My final year of studies, I started panicking. How could I prove myself to a future employer with just one language? A friend told me about a government-sponsored program called J’Explore, where English-speaking students could practice French with host families in northern Quebec for a month. It sounded perfect. 

So, that summer, while my classmates were embarking on expensive graduation trips across Europe, I boarded a bus, heading two hours north of Montreal to a college campus by Trois Riviéres, eager to learn French.

Our first day, we gathered in an auditorium, and pledged to speak French at all times. The professors explained that if we were caught speaking English more than once, we’d be sent packing. 

Our days were filled with classes, sports and scavenger hunts, and Big Brother was always watching. There were rumors that some students were narcs, waiting for you to slip into English and turn you in. But it also felt like a bit of a farce. The pandemic forced us to live with each other, not local families, so instead of being surrounded by native French-speakers, we were anglophones cosplaying as Quebecois. 

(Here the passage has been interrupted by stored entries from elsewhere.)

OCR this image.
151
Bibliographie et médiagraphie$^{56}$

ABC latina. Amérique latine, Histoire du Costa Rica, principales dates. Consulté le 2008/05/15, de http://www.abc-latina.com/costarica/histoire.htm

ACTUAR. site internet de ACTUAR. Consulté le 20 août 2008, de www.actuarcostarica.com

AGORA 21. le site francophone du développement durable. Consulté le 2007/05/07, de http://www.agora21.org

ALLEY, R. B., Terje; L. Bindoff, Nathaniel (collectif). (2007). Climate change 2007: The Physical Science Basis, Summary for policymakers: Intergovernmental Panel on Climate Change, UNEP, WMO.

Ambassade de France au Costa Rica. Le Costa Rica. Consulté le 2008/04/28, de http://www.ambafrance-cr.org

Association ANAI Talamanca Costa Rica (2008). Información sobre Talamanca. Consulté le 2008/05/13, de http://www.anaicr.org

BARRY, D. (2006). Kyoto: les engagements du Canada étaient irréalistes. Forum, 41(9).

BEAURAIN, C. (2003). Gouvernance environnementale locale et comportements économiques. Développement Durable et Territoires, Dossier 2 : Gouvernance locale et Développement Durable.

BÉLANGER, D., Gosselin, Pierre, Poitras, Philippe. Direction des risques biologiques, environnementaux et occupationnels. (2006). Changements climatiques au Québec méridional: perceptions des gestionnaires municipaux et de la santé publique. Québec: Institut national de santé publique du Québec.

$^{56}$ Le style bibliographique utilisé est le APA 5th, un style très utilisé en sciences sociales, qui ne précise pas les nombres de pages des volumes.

In the shadows,when we were safe, we secretly chatted in English. I met a woman from a small town in Ontario who opened up to me about difficulties in her childhood. On a hike through the tall pine trees, I became one of the first people she ever confided in. 

I don’t remember every lesson of passe composée, but I do remember sneaking off one evening into the city with my roommate to grab poutine at a local dive bar. He told me about his relationship troubles. And when he and my friend from the hike started dating the following fall, he credited my cleverness for bringing them together.

So maybe I’m still not the perfect bilingual Canadian, but I learnt to overcome my French insecurity that summer by recognizing what I am good at: I’m a person with the ability to embrace the uncomfortable, to adapt, and to forge connections in even the most unfamiliar places. And if those aren’t the language skills employers are looking for, well,  je ne sais quoi. Merci beaucoup for the life lessons, Quebec!